The model made it possible to develop a mathematical means of relating potential microbiological criteria with both the predicted percentage of illness prevented and the predicted percentage of the oyster landings that would no longer be available to consumers if the criterion could be implemented with 100% efficiency. Retail surveys of oysters, clinical studies and outbreak investigations, have shown that the guidance level of 10,000 viable V. parahaemolyticus cells/gram of oyster meat may not be relevant to safety. Simulations on the rate of illness caused by oyster-servings where the levels of V. parahaemolyticus at harvest are at or above 10,000 cells/g suggest that approximately 15% of the illnesses are associated with the consumption of oysters containing greater than 10,000 V. parahaemolyticus/g at time of harvest. This is a consequence of the fact that higher levels of pathogenic V. parahaemolyticus are more likely to occur with higher levels of total V. parahaemolyticus. Nevertheless, even at these high levels, the risk of illness per serving is still comparatively low. Comparing the number of servings that cause illness to those that don't, the simulations demonstrate that on average 0.6% of the servings result in illness when V. parahaemolyticus levels are at 10,000 cells/g or above.

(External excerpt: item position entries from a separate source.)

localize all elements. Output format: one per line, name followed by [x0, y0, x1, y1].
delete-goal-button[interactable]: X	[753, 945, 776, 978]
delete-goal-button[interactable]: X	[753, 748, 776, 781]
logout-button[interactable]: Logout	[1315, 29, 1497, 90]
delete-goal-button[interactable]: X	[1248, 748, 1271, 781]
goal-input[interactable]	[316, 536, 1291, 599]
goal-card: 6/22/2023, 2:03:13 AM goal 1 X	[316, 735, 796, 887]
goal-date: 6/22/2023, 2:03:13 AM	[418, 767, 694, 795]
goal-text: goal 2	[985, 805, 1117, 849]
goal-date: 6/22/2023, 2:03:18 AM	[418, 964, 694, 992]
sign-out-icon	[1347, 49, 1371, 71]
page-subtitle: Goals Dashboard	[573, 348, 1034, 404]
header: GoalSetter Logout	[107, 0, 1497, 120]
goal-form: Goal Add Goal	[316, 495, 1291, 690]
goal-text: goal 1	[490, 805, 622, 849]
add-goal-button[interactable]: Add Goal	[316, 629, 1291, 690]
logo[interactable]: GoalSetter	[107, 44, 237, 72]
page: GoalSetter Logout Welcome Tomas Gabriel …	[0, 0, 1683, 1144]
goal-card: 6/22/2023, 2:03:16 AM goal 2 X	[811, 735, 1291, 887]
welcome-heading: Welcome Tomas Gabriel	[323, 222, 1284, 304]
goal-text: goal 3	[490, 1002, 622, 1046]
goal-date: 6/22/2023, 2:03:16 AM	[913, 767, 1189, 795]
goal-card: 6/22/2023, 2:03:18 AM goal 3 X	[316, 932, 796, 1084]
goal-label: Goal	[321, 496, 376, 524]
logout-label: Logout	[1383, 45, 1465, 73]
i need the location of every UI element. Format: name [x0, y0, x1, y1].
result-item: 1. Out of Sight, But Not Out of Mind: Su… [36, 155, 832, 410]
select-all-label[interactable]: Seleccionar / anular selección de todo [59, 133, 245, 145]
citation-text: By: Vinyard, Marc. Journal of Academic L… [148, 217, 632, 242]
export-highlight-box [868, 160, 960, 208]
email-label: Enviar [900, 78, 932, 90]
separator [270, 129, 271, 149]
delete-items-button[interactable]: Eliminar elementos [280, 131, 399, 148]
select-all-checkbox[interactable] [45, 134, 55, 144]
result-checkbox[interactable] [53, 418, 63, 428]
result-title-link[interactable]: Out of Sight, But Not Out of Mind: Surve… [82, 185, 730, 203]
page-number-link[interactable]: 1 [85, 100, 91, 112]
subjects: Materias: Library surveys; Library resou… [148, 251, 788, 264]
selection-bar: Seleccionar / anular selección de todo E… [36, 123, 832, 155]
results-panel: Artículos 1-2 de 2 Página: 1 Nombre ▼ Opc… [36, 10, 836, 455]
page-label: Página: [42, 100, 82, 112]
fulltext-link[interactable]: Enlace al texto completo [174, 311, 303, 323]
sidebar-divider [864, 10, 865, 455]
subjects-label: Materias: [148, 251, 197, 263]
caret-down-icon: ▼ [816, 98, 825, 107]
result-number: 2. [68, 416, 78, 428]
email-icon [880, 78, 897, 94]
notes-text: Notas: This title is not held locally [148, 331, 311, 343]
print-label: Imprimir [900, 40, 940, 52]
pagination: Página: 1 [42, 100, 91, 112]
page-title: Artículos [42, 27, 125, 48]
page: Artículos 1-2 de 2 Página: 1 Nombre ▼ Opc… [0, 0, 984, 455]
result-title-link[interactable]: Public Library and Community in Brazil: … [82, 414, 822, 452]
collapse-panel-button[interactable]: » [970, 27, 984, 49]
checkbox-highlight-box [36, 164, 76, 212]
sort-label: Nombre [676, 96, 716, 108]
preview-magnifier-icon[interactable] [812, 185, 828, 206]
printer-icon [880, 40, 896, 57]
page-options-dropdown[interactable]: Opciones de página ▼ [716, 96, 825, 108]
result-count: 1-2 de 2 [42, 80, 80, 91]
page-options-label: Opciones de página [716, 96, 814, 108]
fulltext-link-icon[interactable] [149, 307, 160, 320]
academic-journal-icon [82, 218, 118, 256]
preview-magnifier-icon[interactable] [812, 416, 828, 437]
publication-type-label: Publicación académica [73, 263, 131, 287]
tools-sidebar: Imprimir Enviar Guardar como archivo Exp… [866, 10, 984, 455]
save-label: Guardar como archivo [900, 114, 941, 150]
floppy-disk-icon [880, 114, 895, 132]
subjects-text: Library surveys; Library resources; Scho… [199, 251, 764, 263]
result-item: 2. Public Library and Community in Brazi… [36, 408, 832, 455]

The risk assessment team addressed the questions that it was charged with as described below.

Data Gaps and Future Research Needs

Deficiencies of the current research with respect to risk assessment were identified in order to suggest future research or further data gathering to reduce uncertainties.

In conclusion, this risk assessment significantly advances our ability to describe our current state of knowledge about this important foodborne pathogen, while simultaneously providing a framework for integrating and evaluating the impact of new scientific knowledge on enhancing public health.

The results of this draft risk assessment on V. parahaemolyticus are influenced by the assumptions and data sets that were used to develop the exposure assessment and hazard characterization. These results, particularly the predicted estimates of risk for illness among consumers of raw oysters, and the most significant parameters, which influence the incidence of illness, could change as a result of future data obtained from the Interim Control Plan and the FDA actively seeking new information, scientific opinions, or data during the public comment period. It is anticipated that periodic updates to the risk model will continue to reduce the degree of uncertainty associated with risk estimates, and that this will assist in making the best possible decisions, policies, and measures for reducing the risk posed by V. parahaemolyticus in raw molluscan shellfish.